The simple white building on the corner of 85 Street and 115 Avenue was once a neighbourhood hub. Veteran Appliance Service was well-known as owner Wayne Coffin’s fix-it business.

Over a year ago, a fall curtailed Coffin’s ability to run his unique enterprise. Although he is now healing, he sold his property. 

A new owner began looking to repurpose the Parkdale property. He applied to the City of Edmonton for a license to open a liquor store. The City denied the permit application because the site is 20 m from Edgar Millen Park, a public green space. Liquor stores must be 100 m from public lands. The new owner is appealing the decision.

Neighbours are speaking up. Their actions are a textbook for anyone asking, “What are my options if I want to be heard about proposed changes in my area?”

This month, nearby property owners received a notice in the mail from SDAB (Subdivision and Development Appeal Board of Edmonton) that the application to change zoning and open a liquor store had been denied.

Jennifer Stewart, a community advocate, received a letter. She wants residents to know that they can make their opinions known about proposed changes in their neighbourhoods. Options include writing letters and emails, signing petitions, attending appeals, contacting City councillors, and participating in community league Facebook pages.  

Stewart says she values positive relationships within the community. “It’s important to me and to my family. There are many children who walk and play outside.”

Parkdale and adjacent communities have worked hard over the past decade to revitalize and renew the area which includes Cromdale, Alberta Avenue, Delton, Eastwood, and others.

The SDAB invited community members to submit a written response to the appeal.  Letters like this are submitted by email to [email protected]

They also invited residents to attend a virtual appeal hearing a few weeks away, on Feb. 1. Residents can access the hearing by accessing https://meet.google.com/. Click on “enter a code or nickname”, then enter svd-hpmg-ydf. Or, join by telephone by dialing 587-786-4053 and enter PIN 885 569 814. Join the video conference 20 minutes before the scheduled time in case of connectivity problems.

The SDAB is an independent tribunal made up of Edmontonians to hear appeals.

Elvis Pineda and Jeremiah Valleau live across the street from the former Veteran Appliance site. They walked the neighbourhood, collecting signatures opposing the liquor licence.

“Most were surprised because they didn’t receive a letter from the City,” says Pineda. It appeared that only those less than a block away received the SDAB letter.

Valleau points out that Parkdale and other nearby communities recognize the presence of vulnerable people, both housed and insecurely housed. “Many struggle with addictions. A liquor store would be detrimental to their recovery process. We don’t oppose local business at this site, just not a liquor store,” he says.

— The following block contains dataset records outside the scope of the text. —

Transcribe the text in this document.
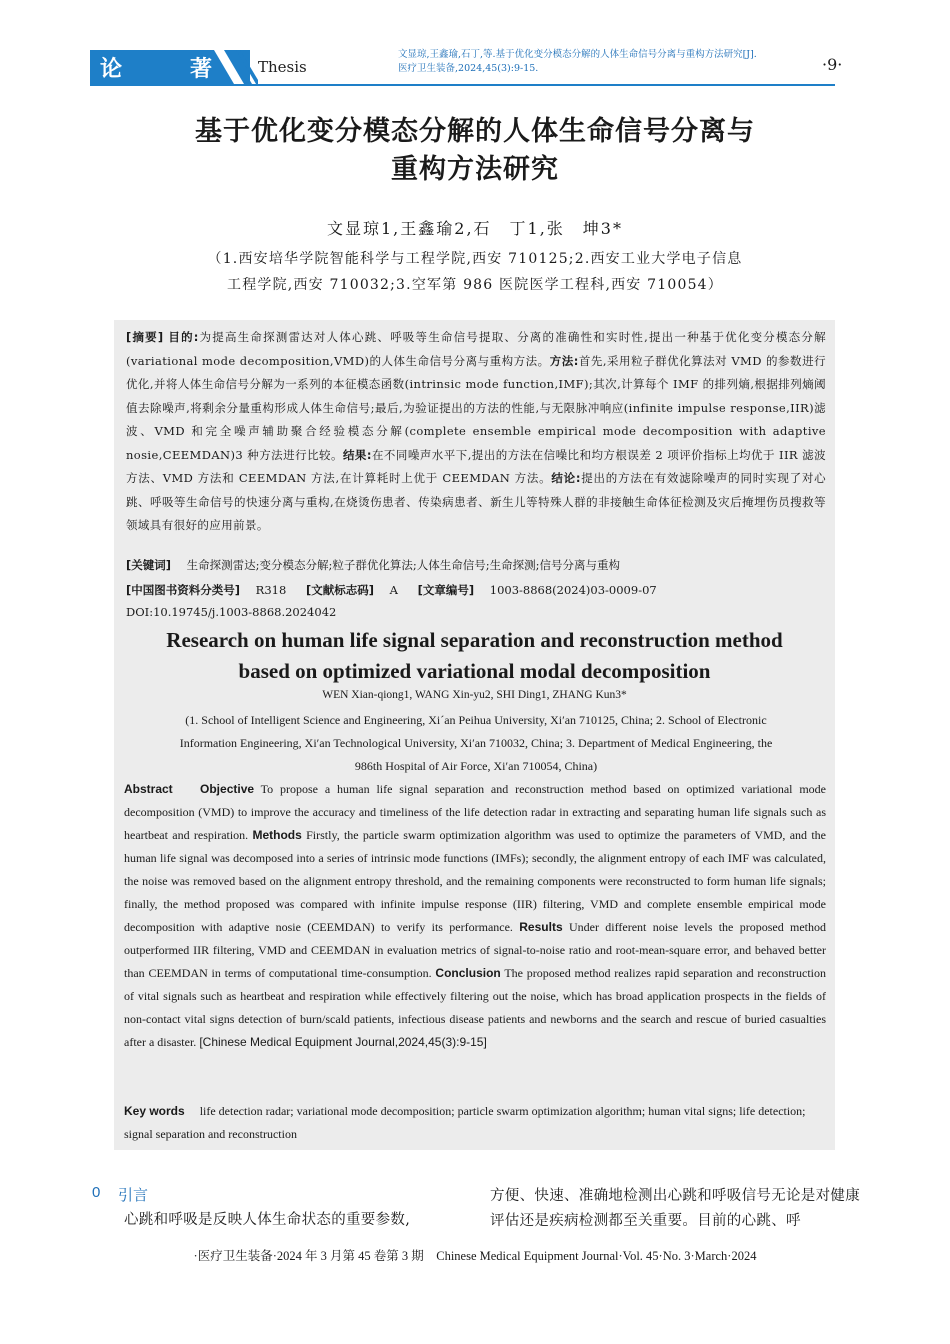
论	著	Thesis
文显琼,王鑫瑜,石丁,等.基于优化变分模态分解的人体生命信号分离与重构方法研究[J].
医疗卫生装备,2024,45(3):9-15.	·9·
基于优化变分模态分解的人体生命信号分离与
重构方法研究
文显琼1,王鑫瑜2,石　丁1,张　坤3*
（1.西安培华学院智能科学与工程学院,西安 710125;2.西安工业大学电子信息
工程学院,西安 710032;3.空军第 986 医院医学工程科,西安 710054）
[摘要] 目的:为提高生命探测雷达对人体心跳、呼吸等生命信号提取、分离的准确性和实时性,提出一种基于优化变分模态分解(variational mode decomposition,VMD)的人体生命信号分离与重构方法。方法:首先,采用粒子群优化算法对 VMD 的参数进行优化,并将人体生命信号分解为一系列的本征模态函数(intrinsic mode function,IMF);其次,计算每个 IMF 的排列熵,根据排列熵阈值去除噪声,将剩余分量重构形成人体生命信号;最后,为验证提出的方法的性能,与无限脉冲响应(infinite impulse response,IIR)滤波、VMD 和完全噪声辅助聚合经验模态分解(complete ensemble empirical mode decomposition with adaptive nosie,CEEMDAN)3 种方法进行比较。结果:在不同噪声水平下,提出的方法在信噪比和均方根误差 2 项评价指标上均优于 IIR 滤波方法、VMD 方法和 CEEMDAN 方法,在计算耗时上优于 CEEMDAN 方法。结论:提出的方法在有效滤除噪声的同时实现了对心跳、呼吸等生命信号的快速分离与重构,在烧烫伤患者、传染病患者、新生儿等特殊人群的非接触生命体征检测及灾后掩埋伤员搜救等领域具有很好的应用前景。
[关键词] 生命探测雷达;变分模态分解;粒子群优化算法;人体生命信号;生命探测;信号分离与重构
[中国图书资料分类号] R318 [文献标志码] A [文章编号] 1003-8868(2024)03-0009-07
DOI:10.19745/j.1003-8868.2024042
Research on human life signal separation and reconstruction method
based on optimized variational modal decomposition
WEN Xian-qiong1, WANG Xin-yu2, SHI Ding1, ZHANG Kun3*
(1. School of Intelligent Science and Engineering, Xi´an Peihua University, Xi′an 710125, China; 2. School of Electronic
Information Engineering, Xi′an Technological University, Xi′an 710032, China; 3. Department of Medical Engineering, the
986th Hospital of Air Force, Xi′an 710054, China)
Abstract Objective To propose a human life signal separation and reconstruction method based on optimized variational mode decomposition (VMD) to improve the accuracy and timeliness of the life detection radar in extracting and separating human life signals such as heartbeat and respiration. Methods Firstly, the particle swarm optimization algorithm was used to optimize the parameters of VMD, and the human life signal was decomposed into a series of intrinsic mode functions (IMFs); secondly, the alignment entropy of each IMF was calculated, the noise was removed based on the alignment entropy threshold, and the remaining components were reconstructed to form human life signals; finally, the method proposed was compared with infinite impulse response (IIR) filtering, VMD and complete ensemble empirical mode decomposition with adaptive nosie (CEEMDAN) to verify its performance. Results Under different noise levels the proposed method outperformed IIR filtering, VMD and CEEMDAN in evaluation metrics of signal-to-noise ratio and root-mean-square error, and behaved better than CEEMDAN in terms of computational time-consumption. Conclusion The proposed method realizes rapid separation and reconstruction of vital signals such as heartbeat and respiration while effectively filtering out the noise, which has broad application prospects in the fields of non-contact vital signs detection of burn/scald patients, infectious disease patients and newborns and the search and rescue of buried casualties after a disaster. [Chinese Medical Equipment Journal,2024,45(3):9-15]
Key words life detection radar; variational mode decomposition; particle swarm optimization algorithm; human vital signs; life detection; signal separation and reconstruction
0 引言
心跳和呼吸是反映人体生命状态的重要参数,
方便、快速、准确地检测出心跳和呼吸信号无论是对健康评估还是疾病检测都至关重要。目前的心跳、呼
·医疗卫生装备·2024 年 3 月第 45 卷第 3 期　Chinese Medical Equipment Journal·Vol. 45·No. 3·March·2024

Another local resident, Kiley Fithen, created an online petition opposing the proposed development. It was circulated online by way of the Parkdale-Cromdale Community League Facebook page.

Residents also wrote letters to Ward Métis Coun. Ashley Salvador.

Kristina Palmer is president of Parkdale-Cromdale Community League, located just a few blocks away from the site.

The role of a community league can’t be underestimated, Palmer says. “As a community league, we have a mandate to act as a conduit between residents and members, the City of Edmonton, developers, businesses, and neighbouring communities. We enable community members to express opinions and direct the future. Effective and honest engagement is essential to garnering support. It allows people to advocate for the wants and needs of themselves and their neighbours.”

Having a voice is crucial, adds Palmer. “People want to feel their opinions are valued and respected. Community is a powerful thing. Every community deserves to have its voice heard and its opinions valued. We want to create resilient, attractive, well-thought-out communities where people want to live. Advice and feedback from current residents are essential pieces of this very complex puzzle.”

The presence of the much-loved Edgar Millen Park across from the proposed liquor store can’t be underestimated. In 1932 in the Northwest Territories, the so-called “Mad Trapper of Rat River” shot 31-year-old Const. Edgar Millen. 

“The park is a lovely oasis in our community,” says Valleau. “It has a bench and nice foliage. The plaque honoring the constable brings history to life.”